Question

The nucleus ${}_{11}^{23}Ne$ decays by ${\beta }^{-}$ emission. Write down the $\beta$ - decay equation and determine the maximum kinetic energy of the electrons emitted. Given that:
$m{(}_{10}^{23}Ne)=22.994466u$
$m{(}_{11}^{23}Na)=22.089770u$.

Answer 1

The beta decay equation is as shown.
${}_{10}^{23}Ne\to {}_{11}^{23}Na+e^{-}+Q$

$Q=\Delta m\times$ 931.5 MeV

Here, $\Delta m=m_N{(}_{10}^{23}Ne)-m_N{(}_{11}^{23}Na)-m_e=$ mass defect.

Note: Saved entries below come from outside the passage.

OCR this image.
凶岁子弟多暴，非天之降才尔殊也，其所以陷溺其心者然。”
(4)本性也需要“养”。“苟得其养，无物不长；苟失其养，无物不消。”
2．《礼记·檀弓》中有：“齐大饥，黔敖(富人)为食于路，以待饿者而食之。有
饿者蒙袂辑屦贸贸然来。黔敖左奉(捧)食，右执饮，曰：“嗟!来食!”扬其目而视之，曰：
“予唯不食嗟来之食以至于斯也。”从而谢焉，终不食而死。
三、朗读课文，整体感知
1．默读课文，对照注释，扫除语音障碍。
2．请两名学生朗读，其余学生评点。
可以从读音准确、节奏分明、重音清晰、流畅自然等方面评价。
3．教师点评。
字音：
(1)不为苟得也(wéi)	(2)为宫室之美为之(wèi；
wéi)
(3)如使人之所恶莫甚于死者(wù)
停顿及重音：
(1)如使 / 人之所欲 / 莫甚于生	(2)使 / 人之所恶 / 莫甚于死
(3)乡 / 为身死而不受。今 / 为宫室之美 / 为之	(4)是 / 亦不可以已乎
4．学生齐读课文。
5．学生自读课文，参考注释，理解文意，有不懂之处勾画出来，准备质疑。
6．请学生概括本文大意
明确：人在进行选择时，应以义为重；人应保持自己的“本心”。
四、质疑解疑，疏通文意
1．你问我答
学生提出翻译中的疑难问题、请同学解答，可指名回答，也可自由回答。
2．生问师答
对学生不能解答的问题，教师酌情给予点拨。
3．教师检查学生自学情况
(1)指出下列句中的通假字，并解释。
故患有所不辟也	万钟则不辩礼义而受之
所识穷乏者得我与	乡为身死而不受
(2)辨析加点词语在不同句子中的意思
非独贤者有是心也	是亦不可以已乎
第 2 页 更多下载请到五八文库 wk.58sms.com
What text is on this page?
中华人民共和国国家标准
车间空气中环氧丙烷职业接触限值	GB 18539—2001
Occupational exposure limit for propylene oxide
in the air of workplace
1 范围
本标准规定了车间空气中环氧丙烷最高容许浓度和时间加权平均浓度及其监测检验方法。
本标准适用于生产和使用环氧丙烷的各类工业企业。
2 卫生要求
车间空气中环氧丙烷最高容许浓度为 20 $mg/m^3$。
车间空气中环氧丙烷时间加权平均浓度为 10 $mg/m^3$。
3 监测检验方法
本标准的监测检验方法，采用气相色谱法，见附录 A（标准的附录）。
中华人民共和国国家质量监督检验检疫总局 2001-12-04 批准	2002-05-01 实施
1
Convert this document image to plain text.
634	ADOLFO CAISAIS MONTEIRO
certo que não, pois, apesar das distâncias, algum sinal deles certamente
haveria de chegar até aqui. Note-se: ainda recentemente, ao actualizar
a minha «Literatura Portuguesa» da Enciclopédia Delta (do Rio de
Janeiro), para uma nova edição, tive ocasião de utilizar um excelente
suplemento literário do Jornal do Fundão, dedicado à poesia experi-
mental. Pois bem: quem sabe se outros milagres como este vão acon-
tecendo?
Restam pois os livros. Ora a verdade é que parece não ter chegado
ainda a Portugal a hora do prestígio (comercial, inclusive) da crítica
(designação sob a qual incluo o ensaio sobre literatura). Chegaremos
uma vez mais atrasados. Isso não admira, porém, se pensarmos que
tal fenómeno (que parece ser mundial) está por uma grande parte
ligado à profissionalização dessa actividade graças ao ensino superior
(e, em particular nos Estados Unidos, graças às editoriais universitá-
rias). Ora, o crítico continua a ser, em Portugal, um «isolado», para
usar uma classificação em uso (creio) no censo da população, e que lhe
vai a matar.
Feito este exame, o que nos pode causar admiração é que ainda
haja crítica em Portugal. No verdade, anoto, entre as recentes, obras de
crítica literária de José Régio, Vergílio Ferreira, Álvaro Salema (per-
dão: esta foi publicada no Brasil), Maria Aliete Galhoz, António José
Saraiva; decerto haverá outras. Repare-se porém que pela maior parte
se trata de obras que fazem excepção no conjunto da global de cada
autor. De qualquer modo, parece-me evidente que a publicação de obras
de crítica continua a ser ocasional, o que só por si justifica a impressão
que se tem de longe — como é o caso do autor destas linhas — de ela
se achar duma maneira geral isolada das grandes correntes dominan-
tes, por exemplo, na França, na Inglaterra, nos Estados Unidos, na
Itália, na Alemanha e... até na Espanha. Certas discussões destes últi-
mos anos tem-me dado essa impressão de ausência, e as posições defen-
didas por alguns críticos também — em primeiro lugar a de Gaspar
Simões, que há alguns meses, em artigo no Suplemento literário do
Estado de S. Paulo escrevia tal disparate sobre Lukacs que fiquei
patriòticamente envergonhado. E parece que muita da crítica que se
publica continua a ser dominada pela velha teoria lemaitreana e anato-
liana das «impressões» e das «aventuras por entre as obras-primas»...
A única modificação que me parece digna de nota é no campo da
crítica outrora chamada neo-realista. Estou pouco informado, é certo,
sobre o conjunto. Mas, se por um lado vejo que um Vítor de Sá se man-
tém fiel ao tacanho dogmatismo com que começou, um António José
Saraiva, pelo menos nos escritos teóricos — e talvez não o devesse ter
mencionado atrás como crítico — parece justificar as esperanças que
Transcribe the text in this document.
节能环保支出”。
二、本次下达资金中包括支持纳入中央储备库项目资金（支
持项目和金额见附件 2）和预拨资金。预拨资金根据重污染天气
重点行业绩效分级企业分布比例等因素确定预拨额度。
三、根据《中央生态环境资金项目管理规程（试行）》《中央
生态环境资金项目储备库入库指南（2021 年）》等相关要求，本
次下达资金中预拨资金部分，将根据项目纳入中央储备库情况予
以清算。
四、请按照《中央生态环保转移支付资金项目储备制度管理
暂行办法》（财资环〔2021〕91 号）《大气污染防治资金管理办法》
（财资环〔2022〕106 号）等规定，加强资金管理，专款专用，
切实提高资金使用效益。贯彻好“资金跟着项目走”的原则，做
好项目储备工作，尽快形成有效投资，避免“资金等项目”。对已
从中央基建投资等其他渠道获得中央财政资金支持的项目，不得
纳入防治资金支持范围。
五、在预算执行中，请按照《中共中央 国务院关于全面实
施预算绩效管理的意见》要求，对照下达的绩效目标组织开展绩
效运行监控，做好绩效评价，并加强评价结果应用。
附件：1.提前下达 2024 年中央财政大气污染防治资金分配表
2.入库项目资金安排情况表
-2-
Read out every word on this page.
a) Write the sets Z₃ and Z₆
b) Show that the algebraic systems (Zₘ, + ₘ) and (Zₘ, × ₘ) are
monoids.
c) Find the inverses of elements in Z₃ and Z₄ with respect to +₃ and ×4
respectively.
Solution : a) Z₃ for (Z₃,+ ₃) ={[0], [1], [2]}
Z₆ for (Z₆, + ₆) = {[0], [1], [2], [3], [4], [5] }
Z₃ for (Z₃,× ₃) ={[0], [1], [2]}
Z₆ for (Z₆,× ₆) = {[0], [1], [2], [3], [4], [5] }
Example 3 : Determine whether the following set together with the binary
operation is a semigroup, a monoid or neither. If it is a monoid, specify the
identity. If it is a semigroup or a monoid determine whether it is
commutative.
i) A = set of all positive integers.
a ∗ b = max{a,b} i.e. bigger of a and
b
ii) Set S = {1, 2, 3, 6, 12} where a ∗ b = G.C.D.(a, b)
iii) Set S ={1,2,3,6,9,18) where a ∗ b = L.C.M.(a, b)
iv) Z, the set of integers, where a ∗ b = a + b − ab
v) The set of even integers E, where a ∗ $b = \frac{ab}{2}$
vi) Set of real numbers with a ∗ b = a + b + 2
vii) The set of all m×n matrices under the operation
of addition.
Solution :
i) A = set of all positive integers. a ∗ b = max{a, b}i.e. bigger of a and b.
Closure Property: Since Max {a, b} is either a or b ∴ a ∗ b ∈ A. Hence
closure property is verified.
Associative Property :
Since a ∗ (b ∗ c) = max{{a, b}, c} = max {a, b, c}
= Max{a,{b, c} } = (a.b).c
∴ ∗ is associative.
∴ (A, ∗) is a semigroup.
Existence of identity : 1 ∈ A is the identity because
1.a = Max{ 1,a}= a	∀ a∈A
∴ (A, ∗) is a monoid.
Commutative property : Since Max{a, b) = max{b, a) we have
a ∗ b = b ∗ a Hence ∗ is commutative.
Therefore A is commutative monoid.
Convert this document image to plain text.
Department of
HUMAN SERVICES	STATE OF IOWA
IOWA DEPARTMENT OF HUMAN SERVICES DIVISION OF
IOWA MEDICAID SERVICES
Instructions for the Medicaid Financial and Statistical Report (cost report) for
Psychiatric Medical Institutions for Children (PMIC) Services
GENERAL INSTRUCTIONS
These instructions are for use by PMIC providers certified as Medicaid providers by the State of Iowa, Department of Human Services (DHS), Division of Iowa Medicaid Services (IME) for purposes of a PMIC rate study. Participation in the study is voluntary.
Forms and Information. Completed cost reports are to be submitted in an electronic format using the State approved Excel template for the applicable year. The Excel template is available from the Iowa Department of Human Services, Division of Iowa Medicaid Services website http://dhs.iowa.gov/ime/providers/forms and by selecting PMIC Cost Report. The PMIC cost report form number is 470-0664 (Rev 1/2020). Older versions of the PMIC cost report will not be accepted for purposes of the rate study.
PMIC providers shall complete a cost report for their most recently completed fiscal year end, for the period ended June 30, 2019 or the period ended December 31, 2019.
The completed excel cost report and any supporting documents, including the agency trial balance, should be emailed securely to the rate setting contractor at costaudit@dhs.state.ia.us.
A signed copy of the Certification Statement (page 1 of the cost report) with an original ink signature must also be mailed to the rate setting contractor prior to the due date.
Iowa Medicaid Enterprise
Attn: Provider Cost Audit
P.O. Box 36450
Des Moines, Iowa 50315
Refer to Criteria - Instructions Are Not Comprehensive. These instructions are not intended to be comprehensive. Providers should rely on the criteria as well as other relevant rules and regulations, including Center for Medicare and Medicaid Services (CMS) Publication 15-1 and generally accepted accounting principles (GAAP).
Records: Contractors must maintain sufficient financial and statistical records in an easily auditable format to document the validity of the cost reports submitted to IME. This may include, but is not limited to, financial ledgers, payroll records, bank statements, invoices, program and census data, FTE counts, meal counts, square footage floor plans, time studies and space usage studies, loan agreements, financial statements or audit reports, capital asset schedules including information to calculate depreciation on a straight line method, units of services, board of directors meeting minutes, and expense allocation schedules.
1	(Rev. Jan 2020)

$\Delta m=\left[m_N{(}_{10}^{23}Ne\right)-m_N{(}_{11}^{23}Na)-m_e]=22.994466-22.089770=0.904696$ amu

Here, the masses used are masses of nuclei and not of atoms. Note: $m_e$ has been cancelled.

$Q=\Delta m\times$ 931.5 MeV $=0.904696\times 931.5=4.37$MeV.
The maximum kinetic energy of the electron (max $E_e$) = Q = 4.37 MeV.